La paradoja del voto irracional ha sido estudiada por economistas conductuales y filósofos. En teoría, el votante debería actuar en función de su bienestar. En la práctica, elige por identidad, por miedo o por nostalgia. El voto se convierte en un acto emocional, no racional. Simone Weil, en sus escritos sobre opresión y libertad, sugería que las masas a menudo se aferran al poder que las oprime porque no imaginan otra posibilidad. El sistema premia la lealtad al símbolo, no al resultado. Y los políticos lo saben: no necesitan mejorar la vida de sus votantes, solo reforzar sus miedos o promesas simbólicas. Votar en contra de uno mismo se vuelve así un reflejo condicionado por años de abandono, desinformación o lealtades tribales.
¿Cómo operan la indiferencia, el clientelismo y el cinismo como castigos autoimpuestos?
La indiferencia no es neutralidad: es complicidad silenciosa. El clientelismo no es pragmatismo: es la renuncia al derecho por el favor.
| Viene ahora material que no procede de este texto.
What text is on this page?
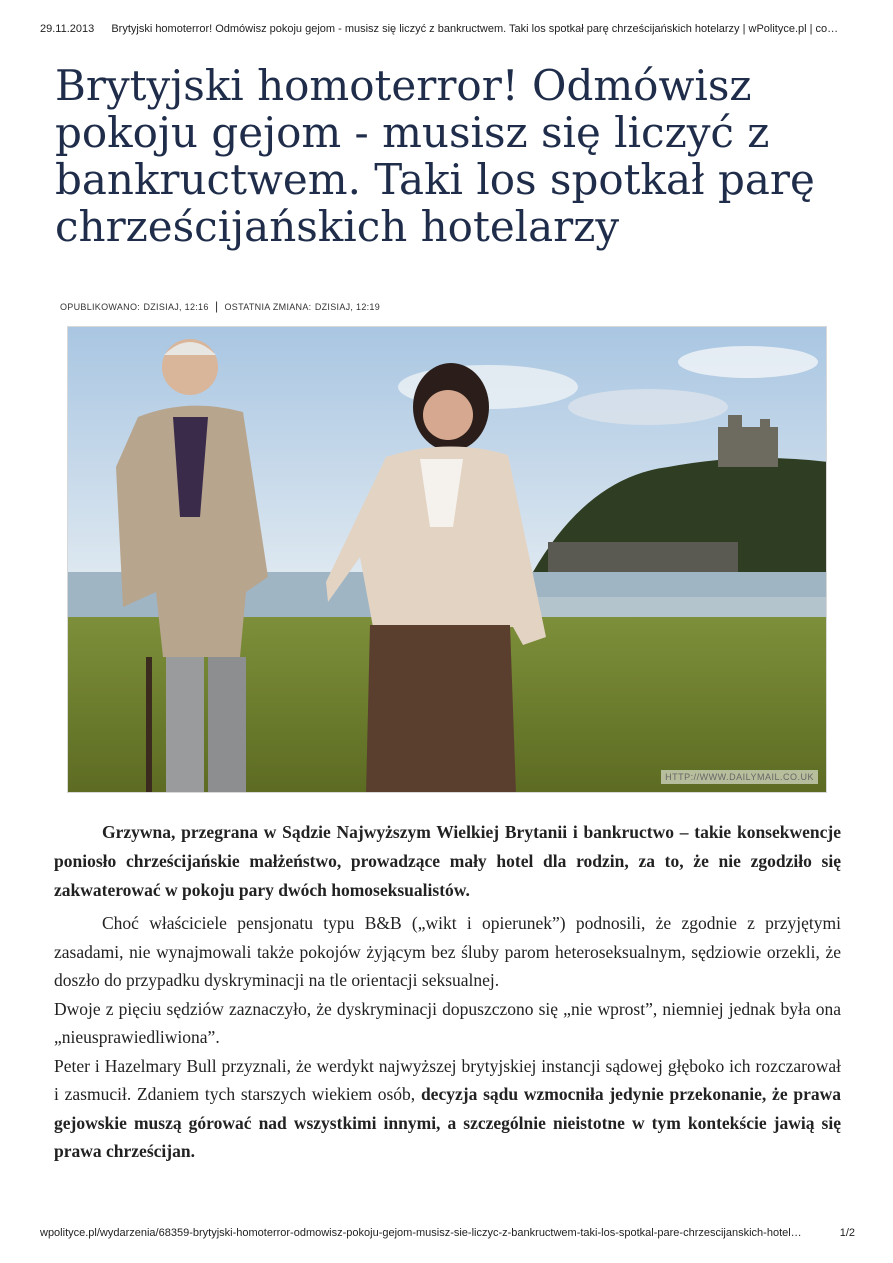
29.11.2013 Brytyjski homoterror! Odmówisz pokoju gejom - musisz się liczyć z bankructwem. Taki los spotkał parę chrześcijańskich hotelarzy | wPolityce.pl | co…
Brytyjski homoterror! Odmówisz pokoju gejom - musisz się liczyć z bankructwem. Taki los spotkał parę chrześcijańskich hotelarzy
OPUBLIKOWANO: DZISIAJ, 12:16 | OSTATNIA ZMIANA: DZISIAJ, 12:19
HTTP://WWW.DAILYMAIL.CO.UK

Grzywna, przegrana w Sądzie Najwyższym Wielkiej Brytanii i bankructwo – takie konsekwencje poniosło chrześcijańskie małżeństwo, prowadzące mały hotel dla rodzin, za to, że nie zgodziło się zakwaterować w pokoju pary dwóch homoseksualistów.

Choć właściciele pensjonatu typu B&B („wikt i opierunek”) podnosili, że zgodnie z przyjętymi zasadami, nie wynajmowali także pokojów żyjącym bez śluby parom heteroseksualnym, sędziowie orzekli, że doszło do przypadku dyskryminacji na tle orientacji seksualnej.

Dwoje z pięciu sędziów zaznaczyło, że dyskryminacji dopuszczono się „nie wprost”, niemniej jednak była ona „nieusprawiedliwiona”.

Peter i Hazelmary Bull przyznali, że werdykt najwyższej brytyjskiej instancji sądowej głęboko ich rozczarował i zasmucił. Zdaniem tych starszych wiekiem osób, decyzja sądu wzmocniła jedynie przekonanie, że prawa gejowskie muszą górować nad wszystkimi innymi, a szczególnie nieistotne w tym kontekście jawią się prawa chrześcijan.

wpolityce.pl/wydarzenia/68359-brytyjski-homoterror-odmowisz-pokoju-gejom-musisz-sie-liczyc-z-bankructwem-taki-los-spotkal-pare-chrzescijanskich-hotel…	1/2
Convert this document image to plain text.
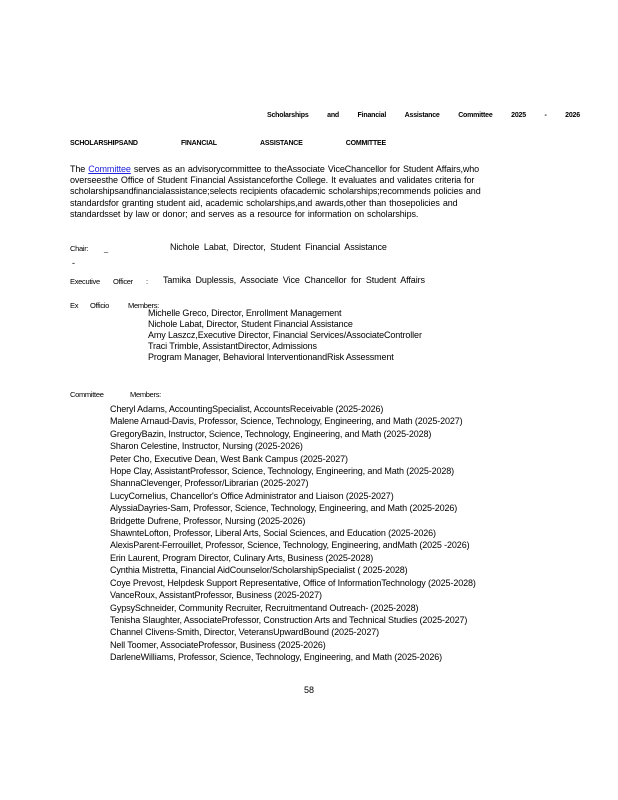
Scholarships	and	Financial	Assistance	Committee	2025	-	2026
SCHOLARSHIPSAND	FINANCIAL	ASSISTANCE	COMMITTEE
The Committee serves as an advisorycommittee to theAssociate ViceChancellor for Student Affairs,who
overseesthe Office of Student Financial Assistanceforthe College. It evaluates and validates criteria for
scholarshipsandfinancialassistance;selects recipients ofacademic scholarships;recommends policies and
standardsfor granting student aid, academic scholarships,and awards,other than thosepolicies and
standardsset by law or donor; and serves as a resource for information on scholarships.
Chair: _	Nichole Labat, Director, Student Financial Assistance
-
Executive Officer : Tamika Duplessis, Associate Vice Chancellor for Student Affairs
Ex Officio	Members:
Michelle Greco, Director, Enrollment Management
Nichole Labat, Director, Student Financial Assistance
Amy Laszcz,Executive Director, Financial Services/AssociateController
Traci Trimble, AssistantDirector, Admissions
Program Manager, Behavioral InterventionandRisk Assessment
Committee	Members:
Cheryl Adams, AccountingSpecialist, AccountsReceivable (2025-2026)
Malene Arnaud-Davis, Professor, Science, Technology, Engineering, and Math (2025-2027)
GregoryBazin, Instructor, Science, Technology, Engineering, and Math (2025-2028)
Sharon Celestine, Instructor, Nursing (2025-2026)
Peter Cho, Executive Dean, West Bank Campus (2025-2027)
Hope Clay, AssistantProfessor, Science, Technology, Engineering, and Math (2025-2028)
ShannaClevenger, Professor/Librarian (2025-2027)
LucyCornelius, Chancellor's Office Administrator and Liaison (2025-2027)
AlyssiaDayries-Sam, Professor, Science, Technology, Engineering, and Math (2025-2026)
Bridgette Dufrene, Professor, Nursing (2025-2026)
ShawnteLofton, Professor, Liberal Arts, Social Sciences, and Education (2025-2026)
AlexisParent-Ferrouillet, Professor, Science, Technology, Engineering, andMath (2025 -2026)
Erin Laurent, Program Director, Culinary Arts, Business (2025-2028)
Cynthia Mistretta, Financial AidCounselor/ScholarshipSpecialist ( 2025-2028)
Coye Prevost, Helpdesk Support Representative, Office of InformationTechnology (2025-2028)
VanceRoux, AssistantProfessor, Business (2025-2027)
GypsySchneider, Community Recruiter, Recruitmentand Outreach- (2025-2028)
Tenisha Slaughter, AssociateProfessor, Construction Arts and Technical Studies (2025-2027)
Channel Clivens-Smith, Director, VeteransUpwardBound (2025-2027)
Nell Toomer, AssociateProfessor, Business (2025-2026)
DarleneWilliams, Professor, Science, Technology, Engineering, and Math (2025-2026)
58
Y el cinismo no es lucidez: es desesperanza disfrazada de inteligencia. Estas actitudes construyen una ciudadanía derrotada antes de votar. En muchos países, el clientelismo no solo se acepta: se celebra como astucia. El cinismo se comparte como chiste en redes, y la indiferencia se justifica por la decepción acumulada. Pero juntas, estas prácticas sostienen a las élites más mediocres. En palabras de Rousseau: “El pueblo inglés cree ser libre, pero solo lo es durante la elección de los miembros del Parlamento.” El castigo no es solo vivir bajo malos gobiernos: es olvidarse de merecer algo mejor.
¿Puede la ciudadanía romper este ciclo?
Sí, pero no espontáneamente. Se requiere una acción deliberada, constante, organizada. La transformación comienza con pequeños actos: exigir rendición de cuentas, participar en espacios de deliberación, formar redes de vigilancia ciudadana, revalorizar la verdad sobre la propaganda. Como escribió Arendt, “la libertad política no es un don, es un logro.” En América Latina, movimientos cívicos como el de Guatemala en 2015, o el de Chile por la nueva constitución, mostraron que los pueblos pueden rebelarse contra sus propios reflejos. El cambio no se da solo en las cúpulas: se gesta en los barrios, en las aulas, en las conversaciones incómodas.
¿Qué países han logrado superar este reflejo? ¿Qué los diferencia?
No existen utopías políticas, pero sí ejemplos alentadores. Uruguay, con su tradición institucional sólida y un sistema educativo robusto, ha cultivado una ciudadanía crítica y participativa. Finlandia, con altos índices de transparencia y medios públicos independientes, ha demostrado que la confianza cívica se construye con políticas públicas sostenidas. Lo que los diferencia no es una genética política superior, sino una cultura de responsabilidad colectiva, donde el poder es vigilado, el discurso es evaluado, y la memoria es ejercida como defensa. No son países perfectos, pero han roto el ciclo de cinismo resignado.
¿Víctimas o cómplices?
El líder que gobierna no aparece por azar ni por decreto divino. Surge del tejido social, de sus valores, de sus miedos, de sus concesiones. Preguntar si merecemos a nuestros gobernantes es, en el fondo, preguntar si estamos dispuestos a merecer algo mejor. Porque el poder no se implanta: se refleja. Y cuando el reflejo duele, quizás sea hora de mirar más profundamente, no al líder, sino al ciudadano que lo permitió. La democracia no se hereda: se construye o se pierde. Y ningún país tiene el líder que merece sin tener antes la ciudadanía que se permitió ser gobernada así.